The following content is sourced from external partners. We cannot guarantee that it is suitable for the visually or hearing impaired.
KINSHASA (Reuters) - Six Congolese killed in a wildlife reserve in eastern Congo last week were not on a mission to rescue a U.S. journalist, a spokeswoman for the reserve authorities said on Tuesday, contradicting Congolese officials' earlier accounts.
Four park rangers and two civilian porters in the Okapi Wildlife Reserve in Democratic Republic of Congo's Mambasa territory were in fact killed during an attack last Friday by unidentified gunmen, the spokeswoman said.
An American journalist disappeared following the raid and was recovered on Saturday by a team of park rangers and soldiers. A local official at the time said five park rangers were killed in a joint operation with the army to rescue an American journalist.
But the Okapi spokeswoman said all the fatalities occurred during the initial attack and that there were never any hostages.
It is unclear who was responsible for the raid, which occurred in a gold mine that park rangers had shut down earlier this year.
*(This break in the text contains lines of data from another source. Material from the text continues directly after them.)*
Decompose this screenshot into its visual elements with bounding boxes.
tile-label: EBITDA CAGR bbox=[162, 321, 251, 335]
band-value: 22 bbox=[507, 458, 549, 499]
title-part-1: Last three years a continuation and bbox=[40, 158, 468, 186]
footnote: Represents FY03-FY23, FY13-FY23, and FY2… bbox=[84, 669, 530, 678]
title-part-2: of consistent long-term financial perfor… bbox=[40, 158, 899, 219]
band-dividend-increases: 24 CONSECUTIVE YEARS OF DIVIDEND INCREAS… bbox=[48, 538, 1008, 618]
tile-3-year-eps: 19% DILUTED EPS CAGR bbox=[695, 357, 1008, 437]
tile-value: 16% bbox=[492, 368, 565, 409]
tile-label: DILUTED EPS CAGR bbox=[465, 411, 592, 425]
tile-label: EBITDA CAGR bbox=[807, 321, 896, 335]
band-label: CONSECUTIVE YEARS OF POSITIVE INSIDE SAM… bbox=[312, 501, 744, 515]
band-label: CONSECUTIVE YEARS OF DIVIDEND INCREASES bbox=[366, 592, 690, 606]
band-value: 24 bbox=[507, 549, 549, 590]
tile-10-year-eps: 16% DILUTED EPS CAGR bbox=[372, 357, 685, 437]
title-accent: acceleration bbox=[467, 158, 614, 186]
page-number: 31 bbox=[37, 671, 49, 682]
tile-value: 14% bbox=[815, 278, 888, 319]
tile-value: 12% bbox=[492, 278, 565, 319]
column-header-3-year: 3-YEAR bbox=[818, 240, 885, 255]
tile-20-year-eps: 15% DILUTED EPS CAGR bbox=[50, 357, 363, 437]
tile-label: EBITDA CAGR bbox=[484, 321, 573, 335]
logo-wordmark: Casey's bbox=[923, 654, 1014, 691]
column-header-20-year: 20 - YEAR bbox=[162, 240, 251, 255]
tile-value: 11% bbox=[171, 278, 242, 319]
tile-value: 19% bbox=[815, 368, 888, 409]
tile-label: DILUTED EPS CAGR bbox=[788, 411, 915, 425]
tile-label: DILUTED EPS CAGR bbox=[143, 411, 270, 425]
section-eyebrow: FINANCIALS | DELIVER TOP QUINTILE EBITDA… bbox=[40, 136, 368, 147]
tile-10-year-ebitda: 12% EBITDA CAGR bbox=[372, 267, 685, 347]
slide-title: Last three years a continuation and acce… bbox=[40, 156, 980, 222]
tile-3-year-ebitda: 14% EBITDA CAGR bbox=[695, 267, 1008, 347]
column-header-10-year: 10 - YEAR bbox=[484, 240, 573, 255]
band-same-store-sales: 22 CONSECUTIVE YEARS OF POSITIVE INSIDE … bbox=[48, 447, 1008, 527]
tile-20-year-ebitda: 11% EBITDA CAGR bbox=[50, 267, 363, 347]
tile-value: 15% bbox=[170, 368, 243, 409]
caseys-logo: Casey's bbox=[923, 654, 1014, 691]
One Congolese and two Dutch journalists also managed to escape the attack.
Eastern Congo has been the theatre of numerous wars and uprisings over the last two decades, and rebels, militia fighters and bandits still present a security risk in many areas.
Park rangers trying to protect dwindling populations of elephants and gorillas often clash with poachers and other armed groups who exploit minerals, wildlife and other resources.